Peking-Style Shredded Pork Stir-Fry
- Makes4 servings
- Cook Time45 minutes
- 2
Jin jiang rou si, or Peking shredded pork, is a simple stir-fry in which pork is cut into thin strips, quickly cooked and seasoned with an intensely flavorful mixture of which tián miàn jiàng, or sweet bean sauce, is a key ingredient. We’ve adapted the dish for Western kitchens by using a skillet instead of a wok and easy-to-find hoisin sauce in place of tián miàn jiàng. Marinating the strips of pork for a few minutes with soy and sherry, then coating them with cornstarch and oil (a process known as velveting), results in well-seasoned meat that browns well yet remains moist and tender. The coating also helps the sauce cling to the pieces. The savory-sweet dish typically is served with a wrapper of some sort (moo shu pancakes or bean curd sheets), but simple steamed rice is a good accompaniment, or try serving it in or with lettuce leaves.
Don’t cook the pork until well browned all around. It’s fine if the pieces are slightly underdone and retain a bit of pink when removed from the skillet. The strips are small enough to finish cooking with residual heat after they’re transferred to a plate.
Step 1
Place the tenderloin on a plate and freeze, uncovered, until firm and partially frozen, about 15 minutes.

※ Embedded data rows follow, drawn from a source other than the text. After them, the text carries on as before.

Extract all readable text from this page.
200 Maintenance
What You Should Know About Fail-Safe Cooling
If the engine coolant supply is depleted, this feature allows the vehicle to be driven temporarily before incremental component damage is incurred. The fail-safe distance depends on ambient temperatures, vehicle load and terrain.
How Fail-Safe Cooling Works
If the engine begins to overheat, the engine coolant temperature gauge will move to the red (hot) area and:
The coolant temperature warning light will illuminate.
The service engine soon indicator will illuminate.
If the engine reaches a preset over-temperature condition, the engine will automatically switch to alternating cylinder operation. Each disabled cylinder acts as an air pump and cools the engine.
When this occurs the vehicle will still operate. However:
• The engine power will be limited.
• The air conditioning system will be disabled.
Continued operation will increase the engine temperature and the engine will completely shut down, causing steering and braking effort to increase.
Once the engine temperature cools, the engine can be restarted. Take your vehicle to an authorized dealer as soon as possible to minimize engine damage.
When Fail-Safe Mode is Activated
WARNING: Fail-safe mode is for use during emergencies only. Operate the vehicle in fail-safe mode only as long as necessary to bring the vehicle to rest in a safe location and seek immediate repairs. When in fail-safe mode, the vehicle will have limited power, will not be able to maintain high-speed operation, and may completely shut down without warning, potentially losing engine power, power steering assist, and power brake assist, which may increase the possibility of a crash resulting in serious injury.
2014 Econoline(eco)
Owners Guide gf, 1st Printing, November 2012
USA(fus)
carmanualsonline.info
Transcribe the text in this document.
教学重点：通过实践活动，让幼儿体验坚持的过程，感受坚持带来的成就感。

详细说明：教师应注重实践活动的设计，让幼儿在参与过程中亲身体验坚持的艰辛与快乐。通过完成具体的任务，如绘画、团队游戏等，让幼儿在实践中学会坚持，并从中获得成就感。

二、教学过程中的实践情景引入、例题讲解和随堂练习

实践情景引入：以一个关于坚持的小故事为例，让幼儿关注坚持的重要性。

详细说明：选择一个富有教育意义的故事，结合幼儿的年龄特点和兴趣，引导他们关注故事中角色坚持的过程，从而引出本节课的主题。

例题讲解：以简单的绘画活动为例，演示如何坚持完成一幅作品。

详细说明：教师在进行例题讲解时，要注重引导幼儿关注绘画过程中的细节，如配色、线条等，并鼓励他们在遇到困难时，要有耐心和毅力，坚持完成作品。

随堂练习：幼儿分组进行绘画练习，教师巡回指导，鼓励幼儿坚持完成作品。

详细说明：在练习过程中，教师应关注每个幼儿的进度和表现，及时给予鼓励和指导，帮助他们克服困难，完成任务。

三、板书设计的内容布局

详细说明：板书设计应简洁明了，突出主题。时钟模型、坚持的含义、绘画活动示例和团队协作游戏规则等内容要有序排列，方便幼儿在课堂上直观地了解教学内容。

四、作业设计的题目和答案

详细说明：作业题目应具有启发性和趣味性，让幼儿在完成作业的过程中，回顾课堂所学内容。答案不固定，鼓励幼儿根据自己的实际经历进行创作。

Cut the meat on the diagonal into slices about ⅜ inch thick. A few at a time, stack the slices and cut into thin strips.
Step 2
In a medium bowl, toss the strips with 2 tablespoons soy sauce, the sherry, ½ teaspoon white pepper and 2 tablespoons water. Let stand at room temperature for 15 minutes. In a small bowl, whisk the remaining 2 tablespoons soy sauce, the hoisin, sesame oil, ½ teaspoon white pepper and ½ cup water; set aside.
Step 3
To the pork mixture, add the cornstarch and 1 tablespoon of neutral oil, then mix until the pork is evenly coated. In a 12-inch skillet over high, heat the remaining 3 tablespoons neutral oil until barely smoking.
Add the pork in an even layer and cook without stirring until golden brown and the pieces release easily from the pan, about 2 minutes. Using a metal spoon or spatula, stir and scrape up the pork and continue to cook, stirring occasionally, until it has lost most but not all of its pink color, 1 to 2 minutes. Transfer to a plate.
Step 4
Return the skillet to medium-high and add the hoisin mixture, scraping up any browned bits. Bring to a simmer and cook, stirring constantly, until syrupy and a spoon drawn through it leaves a trail, about 4 minutes.
Remove from the heat, add the pork and accumulated juices, then stir to coat. Taste and season with additional soy sauce and white pepper. Transfer to a serving dish and sprinkle with scallions.